HECS-HELP repayment calculator

This calculator estimates your compulsory HECS/HELP repayment for 2026-27 and shows 2025-26 and 2024-25 side by side, so you can see how the change to a marginal system affects you. Enter your income and it applies each year's thresholds and rates. On $85,000, for example, the repayment was $3,825 under the 2024-25 flat system, $2,700 in 2025-26 and $2,321 in 2026-27. It works out repayments only. Your take-home pay is estimated on the pay pages. Figures are estimates based on ATO datasets, not advice.

HECS/HELP repayment calculator

$2,321 compulsory repayment, 2026–27
YearSystemRepayment on this income
2024–25Flat % of total income$3,825
2025–26Marginal (on income above threshold)$2,700
2026–27Marginal (on income above threshold)$2,321

Repayment income = taxable income plus reportable fringe benefits, reportable super contributions, net investment losses and exempt foreign income. For a plain salary it equals your salary. Estimates from dated ATO datasets, not advice.

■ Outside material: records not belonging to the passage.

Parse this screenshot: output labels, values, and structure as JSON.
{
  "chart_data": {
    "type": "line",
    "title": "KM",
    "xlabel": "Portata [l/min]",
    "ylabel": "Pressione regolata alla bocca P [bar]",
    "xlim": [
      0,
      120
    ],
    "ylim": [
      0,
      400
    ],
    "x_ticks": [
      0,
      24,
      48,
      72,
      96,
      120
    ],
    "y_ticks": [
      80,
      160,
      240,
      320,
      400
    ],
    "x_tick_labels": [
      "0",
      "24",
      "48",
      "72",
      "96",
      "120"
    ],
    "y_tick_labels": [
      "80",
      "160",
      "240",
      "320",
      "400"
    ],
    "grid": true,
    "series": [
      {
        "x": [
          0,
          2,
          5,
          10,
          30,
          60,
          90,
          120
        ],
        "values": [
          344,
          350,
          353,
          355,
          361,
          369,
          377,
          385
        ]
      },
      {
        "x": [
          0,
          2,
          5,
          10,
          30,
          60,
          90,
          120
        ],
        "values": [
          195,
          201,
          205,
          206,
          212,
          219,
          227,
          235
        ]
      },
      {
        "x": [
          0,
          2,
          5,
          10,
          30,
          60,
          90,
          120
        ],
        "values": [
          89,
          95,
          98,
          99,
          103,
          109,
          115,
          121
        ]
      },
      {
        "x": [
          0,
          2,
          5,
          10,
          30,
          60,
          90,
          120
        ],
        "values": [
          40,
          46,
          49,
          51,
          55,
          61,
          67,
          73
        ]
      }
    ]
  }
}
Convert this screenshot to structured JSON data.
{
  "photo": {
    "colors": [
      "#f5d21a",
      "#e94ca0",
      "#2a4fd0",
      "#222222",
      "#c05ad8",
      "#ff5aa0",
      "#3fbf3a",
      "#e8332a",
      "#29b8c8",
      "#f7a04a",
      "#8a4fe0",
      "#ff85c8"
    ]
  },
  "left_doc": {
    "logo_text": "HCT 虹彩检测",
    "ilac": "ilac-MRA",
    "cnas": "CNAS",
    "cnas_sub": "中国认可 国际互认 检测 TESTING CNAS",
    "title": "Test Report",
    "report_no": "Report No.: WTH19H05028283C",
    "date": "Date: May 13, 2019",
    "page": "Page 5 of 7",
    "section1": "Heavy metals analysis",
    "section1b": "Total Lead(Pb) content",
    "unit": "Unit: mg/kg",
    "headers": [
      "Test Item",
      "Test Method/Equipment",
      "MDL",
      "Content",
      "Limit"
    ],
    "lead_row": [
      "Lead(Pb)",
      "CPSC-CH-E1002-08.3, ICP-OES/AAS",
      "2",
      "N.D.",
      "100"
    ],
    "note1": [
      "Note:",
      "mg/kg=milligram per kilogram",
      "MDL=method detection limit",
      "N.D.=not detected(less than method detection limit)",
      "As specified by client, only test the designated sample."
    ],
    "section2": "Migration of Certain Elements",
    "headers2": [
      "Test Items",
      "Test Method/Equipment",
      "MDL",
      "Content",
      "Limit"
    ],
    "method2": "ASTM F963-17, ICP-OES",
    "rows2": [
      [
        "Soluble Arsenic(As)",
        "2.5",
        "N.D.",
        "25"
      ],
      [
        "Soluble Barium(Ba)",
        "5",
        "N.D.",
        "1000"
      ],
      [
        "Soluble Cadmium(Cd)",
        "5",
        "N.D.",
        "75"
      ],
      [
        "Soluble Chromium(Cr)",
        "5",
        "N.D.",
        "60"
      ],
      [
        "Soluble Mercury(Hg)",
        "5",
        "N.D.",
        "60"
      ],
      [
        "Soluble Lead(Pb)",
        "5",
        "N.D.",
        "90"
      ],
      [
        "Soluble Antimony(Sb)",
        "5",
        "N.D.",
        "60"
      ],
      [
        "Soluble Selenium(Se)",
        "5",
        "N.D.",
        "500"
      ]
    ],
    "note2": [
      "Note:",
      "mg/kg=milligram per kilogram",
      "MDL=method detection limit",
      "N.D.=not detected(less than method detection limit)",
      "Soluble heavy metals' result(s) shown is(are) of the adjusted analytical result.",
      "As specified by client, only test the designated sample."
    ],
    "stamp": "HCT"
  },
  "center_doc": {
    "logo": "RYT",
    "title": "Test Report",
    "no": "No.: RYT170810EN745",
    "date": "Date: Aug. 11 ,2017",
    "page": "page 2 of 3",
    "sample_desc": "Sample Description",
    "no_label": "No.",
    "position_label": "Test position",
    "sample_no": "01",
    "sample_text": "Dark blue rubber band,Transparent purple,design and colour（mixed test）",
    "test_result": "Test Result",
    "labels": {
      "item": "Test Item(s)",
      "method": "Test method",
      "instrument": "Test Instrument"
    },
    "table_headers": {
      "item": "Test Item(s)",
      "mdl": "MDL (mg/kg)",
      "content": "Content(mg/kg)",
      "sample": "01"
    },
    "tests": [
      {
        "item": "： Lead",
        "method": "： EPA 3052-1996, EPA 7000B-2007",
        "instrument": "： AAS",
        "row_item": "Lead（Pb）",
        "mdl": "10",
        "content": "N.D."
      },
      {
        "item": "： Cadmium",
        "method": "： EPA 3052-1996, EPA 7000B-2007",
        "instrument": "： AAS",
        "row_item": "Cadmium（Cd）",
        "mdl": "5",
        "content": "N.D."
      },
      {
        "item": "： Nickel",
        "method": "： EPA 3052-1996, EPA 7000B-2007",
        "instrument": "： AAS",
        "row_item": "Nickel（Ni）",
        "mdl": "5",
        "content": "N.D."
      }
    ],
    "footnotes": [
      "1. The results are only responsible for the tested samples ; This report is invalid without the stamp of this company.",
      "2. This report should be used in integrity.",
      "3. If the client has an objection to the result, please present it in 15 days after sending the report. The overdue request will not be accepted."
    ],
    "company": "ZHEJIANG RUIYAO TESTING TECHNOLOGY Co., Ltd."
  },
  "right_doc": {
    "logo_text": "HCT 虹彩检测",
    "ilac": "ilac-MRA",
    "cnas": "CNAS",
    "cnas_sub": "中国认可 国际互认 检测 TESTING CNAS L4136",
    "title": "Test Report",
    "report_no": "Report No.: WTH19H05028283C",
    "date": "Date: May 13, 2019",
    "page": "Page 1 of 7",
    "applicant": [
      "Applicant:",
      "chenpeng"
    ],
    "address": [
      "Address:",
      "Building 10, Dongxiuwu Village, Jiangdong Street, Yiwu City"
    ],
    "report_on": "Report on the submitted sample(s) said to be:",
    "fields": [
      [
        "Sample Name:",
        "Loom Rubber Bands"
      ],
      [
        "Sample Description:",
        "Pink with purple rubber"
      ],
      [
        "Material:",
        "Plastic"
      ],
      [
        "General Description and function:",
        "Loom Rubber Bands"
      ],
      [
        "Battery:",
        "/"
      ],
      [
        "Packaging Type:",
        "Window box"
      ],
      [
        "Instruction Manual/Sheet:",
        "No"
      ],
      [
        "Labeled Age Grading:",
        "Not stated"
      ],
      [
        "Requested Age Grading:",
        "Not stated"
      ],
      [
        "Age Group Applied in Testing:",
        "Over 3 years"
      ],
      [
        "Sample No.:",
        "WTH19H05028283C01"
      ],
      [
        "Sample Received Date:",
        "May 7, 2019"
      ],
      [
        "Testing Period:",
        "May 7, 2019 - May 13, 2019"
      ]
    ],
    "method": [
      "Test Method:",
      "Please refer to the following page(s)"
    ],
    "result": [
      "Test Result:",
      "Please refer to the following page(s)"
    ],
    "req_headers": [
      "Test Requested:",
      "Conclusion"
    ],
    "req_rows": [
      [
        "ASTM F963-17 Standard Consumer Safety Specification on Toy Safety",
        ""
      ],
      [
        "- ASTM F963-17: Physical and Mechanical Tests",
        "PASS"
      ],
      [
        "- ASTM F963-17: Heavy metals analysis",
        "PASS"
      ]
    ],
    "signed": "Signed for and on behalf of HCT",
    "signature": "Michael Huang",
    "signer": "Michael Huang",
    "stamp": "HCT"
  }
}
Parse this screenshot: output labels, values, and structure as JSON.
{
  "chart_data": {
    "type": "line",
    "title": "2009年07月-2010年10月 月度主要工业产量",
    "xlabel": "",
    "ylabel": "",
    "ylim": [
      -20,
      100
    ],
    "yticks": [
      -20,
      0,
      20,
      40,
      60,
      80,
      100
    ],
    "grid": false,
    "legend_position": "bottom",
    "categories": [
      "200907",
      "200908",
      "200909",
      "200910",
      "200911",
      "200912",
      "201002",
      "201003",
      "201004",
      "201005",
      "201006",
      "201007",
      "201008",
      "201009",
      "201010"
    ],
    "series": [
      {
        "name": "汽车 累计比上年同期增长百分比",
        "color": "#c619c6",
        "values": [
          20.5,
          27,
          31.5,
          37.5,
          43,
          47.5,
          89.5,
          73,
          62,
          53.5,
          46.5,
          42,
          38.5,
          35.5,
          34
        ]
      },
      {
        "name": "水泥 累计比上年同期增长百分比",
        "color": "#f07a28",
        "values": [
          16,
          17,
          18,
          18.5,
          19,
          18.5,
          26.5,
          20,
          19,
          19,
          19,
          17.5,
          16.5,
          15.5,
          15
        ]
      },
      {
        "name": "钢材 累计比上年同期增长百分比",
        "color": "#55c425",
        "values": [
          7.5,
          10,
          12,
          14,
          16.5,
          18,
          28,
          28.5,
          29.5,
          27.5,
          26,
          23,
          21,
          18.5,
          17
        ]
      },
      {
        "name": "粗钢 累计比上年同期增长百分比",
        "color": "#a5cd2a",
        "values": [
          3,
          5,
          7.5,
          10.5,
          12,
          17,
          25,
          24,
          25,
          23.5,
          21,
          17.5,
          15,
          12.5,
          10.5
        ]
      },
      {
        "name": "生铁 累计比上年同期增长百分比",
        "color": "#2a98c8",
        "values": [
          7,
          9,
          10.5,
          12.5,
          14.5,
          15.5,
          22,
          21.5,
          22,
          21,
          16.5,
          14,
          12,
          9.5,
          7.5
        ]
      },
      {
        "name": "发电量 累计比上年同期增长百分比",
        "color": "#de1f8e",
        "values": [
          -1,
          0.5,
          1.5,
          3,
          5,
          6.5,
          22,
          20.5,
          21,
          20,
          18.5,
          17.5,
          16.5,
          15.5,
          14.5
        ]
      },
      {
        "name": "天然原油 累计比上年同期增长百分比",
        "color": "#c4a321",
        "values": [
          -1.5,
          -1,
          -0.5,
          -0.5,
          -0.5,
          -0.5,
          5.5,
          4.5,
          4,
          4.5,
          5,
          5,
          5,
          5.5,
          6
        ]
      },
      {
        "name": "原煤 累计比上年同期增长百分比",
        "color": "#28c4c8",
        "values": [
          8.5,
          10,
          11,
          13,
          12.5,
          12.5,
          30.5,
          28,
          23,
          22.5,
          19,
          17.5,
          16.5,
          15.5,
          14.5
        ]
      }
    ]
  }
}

Repayments at a glance, three systems side by side

Repayment income2024–25 (flat)2025–26 (marginal)2026–27 (marginal)
$60,000$600$0$0
$85,000$3,825$2,700$2,321
$100,000$5,500$4,950$4,571
$125,000$9,375$8,700$8,321
$150,000$13,500$12,950$12,476

Full thresholds on the 2026–27 reference page. To see a repayment inside a full take-home breakdown, toggle HECS/HELP on any salary page, e.g. $85,000.

Frequently asked

Why compare three years?
The repayment method changed. 2024-25 used a flat percentage of total income. 2025-26 kept a threshold of $67,000. 2026-27 uses a marginal scale from $69,528. Comparing all three shows the direction for your income.
Does the 20% balance cut change my repayment here?
No. The one-off 20% reduction around 1 June 2025 lowered HELP balances, not the yearly compulsory repayment. This calculator works out the repayment from your income, so the balance cut does not change the figures shown.
Which income does it use?
It uses repayment income: taxable income plus reportable fringe benefits, reportable super contributions, net investment losses and exempt foreign income. For a plain salary, that equals your salary, so entering your salary is enough.